WTAMU community recognizes Día de los Muertos

Tova Kibal, Features Editor

A lively holiday in honor of the dead, Día de los Muertos, has been recognized in the West Texas A&M University and Canyon community with dance, music, food and traditional elements such as ofrendas and sugar skulls in the last weeks.

The department of education recognized the holiday by displaying ofrendas open to visitors and school tours from Tuesday, Oct. 23, to Friday, Oct. 26, in the Panhandle Plains Historical Museum, and hosting a ‘‘Gala Fiesta de los Muertos.’’ Local companies, such as Bar Z Winery, also hosted celebrations. The winery partnered with artist Delores Maldonado on a Día de los Muertos celebration Friday, Nov. 2. 

The event included music, wine, food and local artists selling their work, all being what Maldonado explained as ‘‘their own take on Día de los Muertos.’’ The free event is a yearly tradition for Maldonado and she explained that it has grown more and more each year. 

“I definitely would like to continue it and see it grow, and have more people be a part of it and also learn what it really is,” Maldonado said. “It’s part of me, my culture, and I like it and I want to share it. I wanted it to be open to anyone who is not part of the culture and who is interested, just for everyone to be able to enjoy it.’’ 

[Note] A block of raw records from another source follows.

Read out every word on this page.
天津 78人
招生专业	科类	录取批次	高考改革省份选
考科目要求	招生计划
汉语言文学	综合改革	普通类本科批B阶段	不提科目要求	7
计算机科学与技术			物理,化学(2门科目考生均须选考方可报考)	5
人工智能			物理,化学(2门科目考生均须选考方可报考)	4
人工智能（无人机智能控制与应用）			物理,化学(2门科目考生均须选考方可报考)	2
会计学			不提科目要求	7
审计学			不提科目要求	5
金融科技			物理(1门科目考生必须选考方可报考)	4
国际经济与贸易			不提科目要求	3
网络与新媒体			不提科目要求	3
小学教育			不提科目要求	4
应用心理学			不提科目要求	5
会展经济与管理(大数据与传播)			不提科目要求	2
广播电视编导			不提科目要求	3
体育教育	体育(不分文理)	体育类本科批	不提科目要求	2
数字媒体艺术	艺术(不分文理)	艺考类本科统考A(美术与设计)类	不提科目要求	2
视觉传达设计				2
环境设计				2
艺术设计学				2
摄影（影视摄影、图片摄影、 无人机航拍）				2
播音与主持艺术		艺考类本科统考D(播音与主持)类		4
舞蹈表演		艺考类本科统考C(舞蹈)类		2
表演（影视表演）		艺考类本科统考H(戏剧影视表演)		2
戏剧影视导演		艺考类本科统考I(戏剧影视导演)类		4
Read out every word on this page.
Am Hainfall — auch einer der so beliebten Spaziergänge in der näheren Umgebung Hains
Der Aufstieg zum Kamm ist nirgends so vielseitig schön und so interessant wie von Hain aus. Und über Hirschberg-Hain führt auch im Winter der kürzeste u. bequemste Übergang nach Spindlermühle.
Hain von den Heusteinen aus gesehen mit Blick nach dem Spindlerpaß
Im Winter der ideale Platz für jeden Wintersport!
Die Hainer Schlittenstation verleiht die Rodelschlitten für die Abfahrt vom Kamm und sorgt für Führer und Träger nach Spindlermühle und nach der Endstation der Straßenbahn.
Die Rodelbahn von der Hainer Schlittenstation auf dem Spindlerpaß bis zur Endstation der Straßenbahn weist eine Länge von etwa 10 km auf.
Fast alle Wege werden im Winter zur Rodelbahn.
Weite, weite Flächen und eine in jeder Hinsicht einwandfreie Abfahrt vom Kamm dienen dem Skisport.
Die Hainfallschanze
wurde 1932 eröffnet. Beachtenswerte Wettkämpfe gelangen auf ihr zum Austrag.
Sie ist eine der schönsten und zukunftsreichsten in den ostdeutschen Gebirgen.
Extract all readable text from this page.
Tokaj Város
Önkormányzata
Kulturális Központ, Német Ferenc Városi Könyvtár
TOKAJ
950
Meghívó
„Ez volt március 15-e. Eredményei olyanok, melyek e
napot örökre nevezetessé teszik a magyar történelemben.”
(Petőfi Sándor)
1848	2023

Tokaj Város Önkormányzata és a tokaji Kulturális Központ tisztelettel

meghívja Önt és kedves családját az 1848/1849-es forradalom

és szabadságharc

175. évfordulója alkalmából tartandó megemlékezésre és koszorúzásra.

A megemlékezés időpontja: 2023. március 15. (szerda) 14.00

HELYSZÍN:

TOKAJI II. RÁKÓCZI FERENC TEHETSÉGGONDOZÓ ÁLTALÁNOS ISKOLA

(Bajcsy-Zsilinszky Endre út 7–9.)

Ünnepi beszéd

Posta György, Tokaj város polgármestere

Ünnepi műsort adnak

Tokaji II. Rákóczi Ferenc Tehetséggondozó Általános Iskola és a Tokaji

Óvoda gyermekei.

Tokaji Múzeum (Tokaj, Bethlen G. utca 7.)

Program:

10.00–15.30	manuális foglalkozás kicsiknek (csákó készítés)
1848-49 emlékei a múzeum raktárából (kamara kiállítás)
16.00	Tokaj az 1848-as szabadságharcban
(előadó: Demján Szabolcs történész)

Día de los Muertos originated in central and southern Mexico and, besides the face paintings and sugar skulls, is nothing close to Halloween. Whilst Halloween is all about spooky, Día de los Muertos is all about honoring and remembering the dead. Those who celebrate believe that the souls of the deceased will visit their families between November 1 and 2, and they prepare their homes accordingly. 

“I love that, because no one wants to be forgotten. No matter what culture you are,’’ Maldonado said. 

A common preparation for the arriving dead an ofrenda, an altar fully decorated with candles, flowers, food and drinks for whoever is being remembered. Often, Día de los Muertos celebrators will leave toys for the children spirits and alcohol for the adult spirits. The altars are decorated with sugar skulls and marigold flowers who have a bright color and sweet smell. 

“I like the party, I like color, I like music, I like food, and I love the idea of remembering,” Maldonado said. She is Hispanic but was born in the U.S. and grew up acknowledging Día de los Muertos following catholic tradition by going to mass. 

“So it wasn’t the party that I kind of make it into now but it is in other places so I’ve always known about it, and we’ve remembered and honored by going to church and lighting candles.”

One of the artists showcasing her work at the Bar Z Winery event was Elena Vargas, a second generation Chicano who explained that her art is “a little darker than than your happy Día de los Muertos.’’

“I personally suffer from depression, so I found a lightness in the dark, which is what my series of paintings are called,’’ Vargas said. “…I just pretty much did a spin of everybody’s own demons and personal philosophies of death, I guess. Some beautiful, some not.’’

Vargas did not celebrate Día de los Muertos much growing up, but explained that her encounters with death in adult age have made her aware of it.

“Death is a reality we all have to face, but it also gives a good perspective on ‘we are here for such a short amount of time,’’’ she said. “It’s about accepting the inevitable but cherishing the life.’’

Artist Roberto Gaúna from New Mexico, who also showcased his work at the Bar Z Winery, explained that his Día de los Muertos-art has a direct connection to friends he has lost.

“It’s how we were grown up with, just the remembrance of the people that have passed,’’ he said. “It’s not that you’re putting them up in an altar or anything like that, it’s just about remembrance.’’ 

According to Maldonado, movies such as ‘‘Coco,’’ released in 2017, and ‘‘the Book of Life,’’ released in 2014, helped spread the message and history of Día de los Muertos. She hopes it helps people know about the holiday, but also to clear up any misconceptions. 

“Some people just don’t know, for example you can see sugar skulls along with Halloween decorations,” Maldonado said. “And a lot of people are just attracted to the aesthetic [of Día de los Muertos].

“…I would like for people to know the true meaning, and that it is different from Halloween.’’ 

In the movie ‘‘Coco,’’ the character Héctor is unable to cross over on Día de los Muertos from the Land of the Dead to the living world because his picture is not up on an ofrenda. The movie highlights the spiritual importance of remembering the dead on the holiday, and decorating an ofrenda in their remembrance. 

“It is a beautiful holiday to remember those who aren’t with you,’’ Maldonado said.